The lifetime of an entity can be defined as the location in the program where it exists, so it has to do with when a variable is created and destroyed. This does not necessarily coincide with the scope - this is why memory leaks are hard to recover from.

Variables local to a scope begin their lifetime when they are defined, and end it at the end of the scope. They are kept in the current program frame/function call (“the stack”). Their lifetime is said to be automatic, because they are automatically managed by the compiler. This should not be confused with the automatically managed dynamic memory, which we will discuss later in this session.

Global and static variables begin their lifetime at the start of the program and end it at the end of the program. They are kept in specific sections of the program (commonly, in ELFs, the main sections of interest are: .rodata, .data and .bss). Their lifetime is static.

A summary about the ELF sections:

• .rodata holds global or static initialized, read-only data, like string literals and global constants
• .data holds global or static initialized data
• .bss holds global or static uninitialized data
  • the .bss section will be zeroed when the process is loaded
  • on disk, the executable file holds only the sizes and offsets for these variables, the actual space is reserved when the binary is loaded into memory

Because we want to extend the lifetime of entities beyond a single program frame, using the stack is not suitable.

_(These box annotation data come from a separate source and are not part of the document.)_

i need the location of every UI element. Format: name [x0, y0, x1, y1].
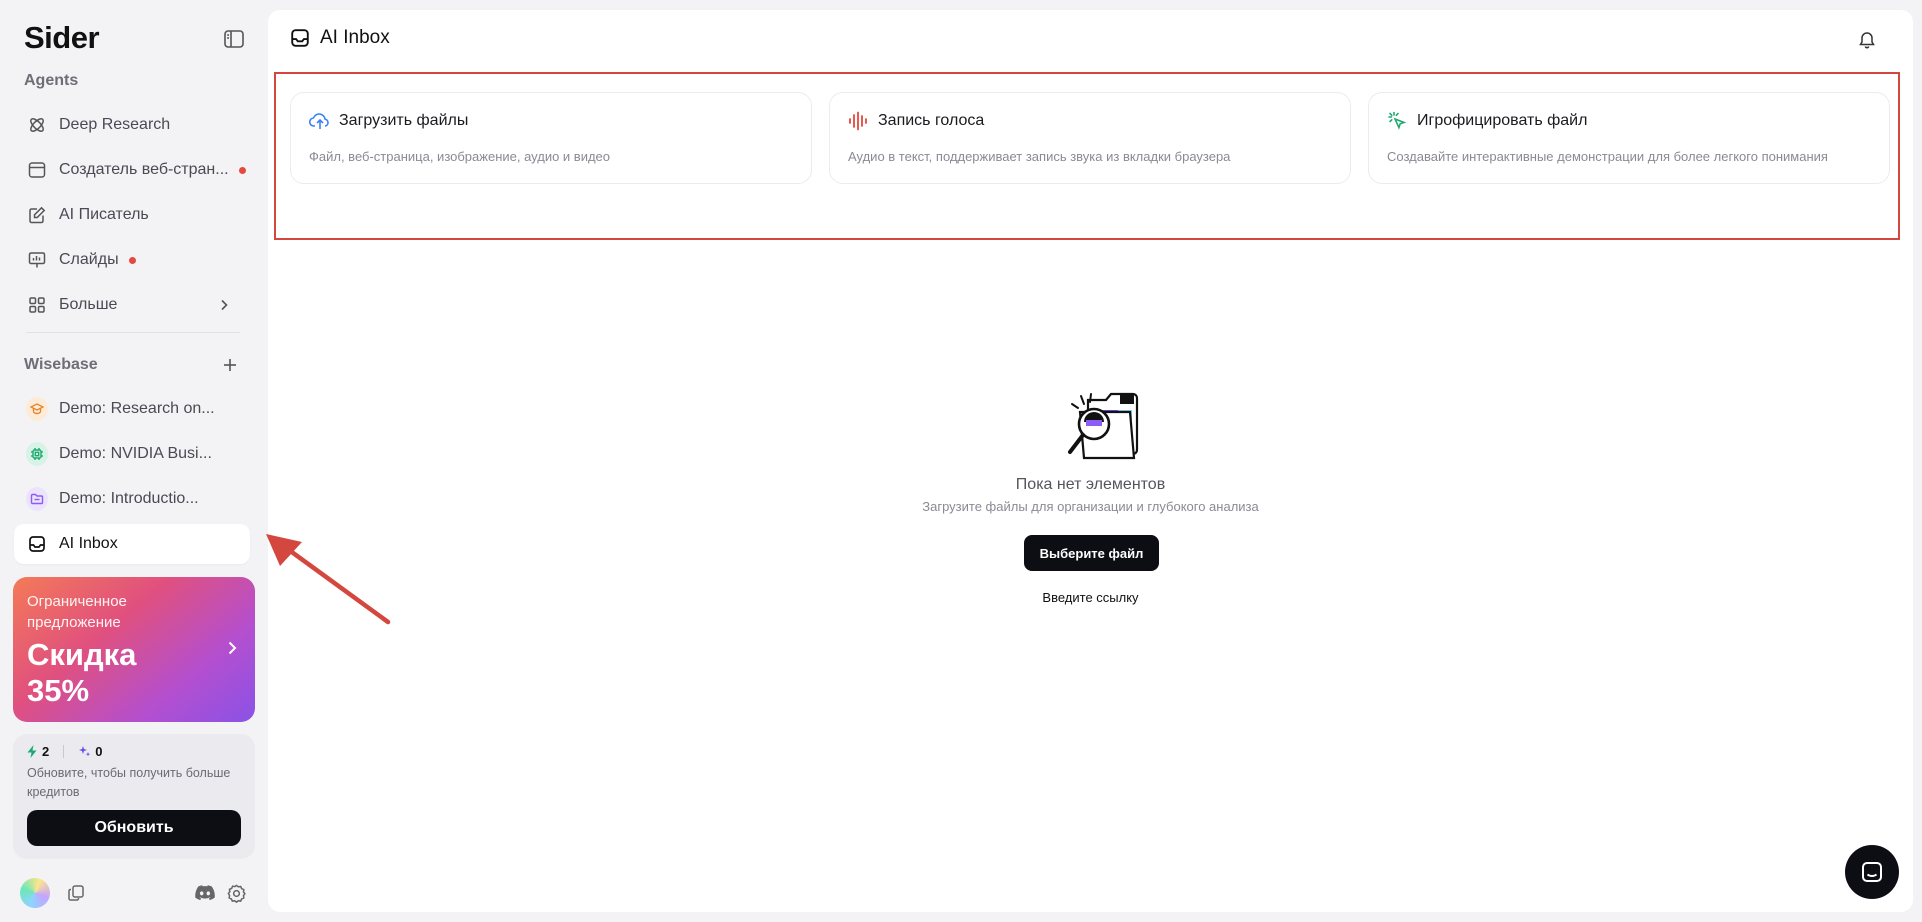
- empty-state-title: Пока нет элементов: [1015, 476, 1166, 493]
- sidebar-item-label: Больше: [59, 296, 118, 313]
- sidebar-item-label: AI Писатель: [59, 206, 149, 223]
- sidebar-item-demo-nvidia[interactable]: Demo: NVIDIA Busi...: [14, 434, 250, 474]
- agents-section-label: Agents: [24, 72, 79, 89]
- sparkle-click-icon: [1388, 111, 1407, 130]
- folder-icon: [26, 487, 48, 511]
- add-wisebase-icon[interactable]: [220, 355, 240, 375]
- promo-discount: Скидка 35%: [27, 637, 137, 708]
- deep-research-icon: [26, 114, 48, 136]
- promo-subtitle: Ограниченное предложение: [27, 593, 127, 631]
- card-subtitle: Аудио в текст, поддерживает запись звука…: [848, 149, 1231, 164]
- bell-icon[interactable]: [1857, 30, 1877, 50]
- promo-banner[interactable]: Ограниченное предложение Скидка 35%: [13, 577, 255, 722]
- annotation-arrow-icon: [266, 534, 391, 625]
- sidebar-item-label: Создатель веб-стран...: [59, 161, 229, 178]
- fast-credits-count: 2: [42, 744, 50, 759]
- empty-state-subtitle: Загрузите файлы для организации и глубок…: [922, 499, 1259, 514]
- upload-files-card[interactable]: Загрузить файлы Файл, веб-страница, изоб…: [290, 92, 812, 184]
- advanced-credits-count: 0: [95, 744, 103, 759]
- sidebar-item-label: Demo: NVIDIA Busi...: [59, 445, 212, 462]
- sparkle-icon: [79, 746, 91, 757]
- sidebar-item-label: Слайды: [59, 251, 119, 268]
- main-panel: AI Inbox Загрузить файлы Файл, веб-стран…: [268, 10, 1913, 912]
- sidebar-item-web-creator[interactable]: Создатель веб-стран...: [14, 150, 250, 190]
- upgrade-button[interactable]: Обновить: [27, 810, 241, 846]
- chat-support-button[interactable]: [1845, 845, 1899, 899]
- sidebar-item-demo-introduction[interactable]: Demo: Introductio...: [14, 479, 250, 519]
- sidebar-item-label: AI Inbox: [59, 535, 118, 552]
- copy-icon[interactable]: [64, 881, 88, 905]
- sidebar-item-deep-research[interactable]: Deep Research: [14, 105, 250, 145]
- sidebar-toggle-icon[interactable]: [224, 30, 244, 48]
- voice-wave-icon: [849, 111, 867, 131]
- chat-icon: [1862, 862, 1882, 882]
- notification-dot: [238, 166, 246, 174]
- divider: [26, 332, 240, 333]
- credits-row: 2 0: [27, 744, 102, 759]
- wisebase-section-label: Wisebase: [24, 356, 98, 373]
- chip-icon: [26, 442, 48, 466]
- sidebar-item-slides[interactable]: Слайды: [14, 240, 250, 280]
- grid-icon: [26, 294, 48, 316]
- sidebar-item-ai-writer[interactable]: AI Писатель: [14, 195, 250, 235]
- discord-icon[interactable]: [193, 881, 217, 905]
- sidebar-item-label: Deep Research: [59, 116, 171, 133]
- cloud-upload-icon: [309, 113, 329, 129]
- gamify-file-card[interactable]: Игрофицировать файл Создавайте интеракти…: [1368, 92, 1890, 184]
- page-title: AI Inbox: [320, 27, 390, 48]
- empty-folder-magnifier-illustration: [1068, 392, 1139, 460]
- choose-file-button[interactable]: Выберите файл: [1024, 535, 1159, 571]
- writer-icon: [26, 204, 48, 226]
- lightning-icon: [27, 745, 37, 758]
- card-subtitle: Создавайте интерактивные демонстрации дл…: [1387, 149, 1828, 164]
- sidebar-item-label: Demo: Research on...: [59, 400, 215, 417]
- credits-description: Обновите, чтобы получить больше кредитов: [27, 766, 231, 799]
- settings-icon[interactable]: [224, 881, 248, 905]
- voice-record-card[interactable]: Запись голоса Аудио в текст, поддерживае…: [829, 92, 1351, 184]
- credits-panel: 2 0 Обновите, чтобы получить больше кред…: [13, 734, 255, 859]
- notification-dot: [128, 256, 136, 264]
- card-subtitle: Файл, веб-страница, изображение, аудио и…: [309, 149, 611, 164]
- chevron-right-icon: [228, 641, 237, 655]
- web-creator-icon: [26, 159, 48, 181]
- sidebar-item-label: Demo: Introductio...: [59, 490, 199, 507]
- card-title: Запись голоса: [878, 112, 985, 129]
- app-logo: Sider: [24, 20, 100, 55]
- inbox-icon: [291, 29, 309, 47]
- page-header: AI Inbox: [290, 27, 390, 49]
- sidebar-item-more[interactable]: Больше: [14, 285, 250, 325]
- sidebar: Sider Agents Deep Research Создатель веб…: [0, 0, 268, 922]
- sidebar-item-ai-inbox[interactable]: AI Inbox: [14, 524, 250, 564]
- sidebar-item-demo-research[interactable]: Demo: Research on...: [14, 389, 250, 429]
- card-title: Загрузить файлы: [339, 112, 469, 129]
- enter-link-button[interactable]: Введите ссылку: [268, 590, 1913, 605]
- graduation-cap-icon: [26, 397, 48, 421]
- avatar[interactable]: [20, 878, 50, 908]
- inbox-icon: [26, 533, 48, 555]
- card-title: Игрофицировать файл: [1417, 112, 1588, 129]
- slides-icon: [26, 249, 48, 271]
- chevron-right-icon: [221, 299, 228, 311]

Also, if the size or number of entities is not known at compile time, we again cannot use the stack, as we don’t know at compile time how much memory we need to reserve for our runtime variables. The solution to this is to designate a region of the program space from which to use memory dynamically (“the heap”), at runtime, keeping track of which blocks of memory have been allocated. This memory can be managed manually, by the programmer, or automatically, by the runtime of the language.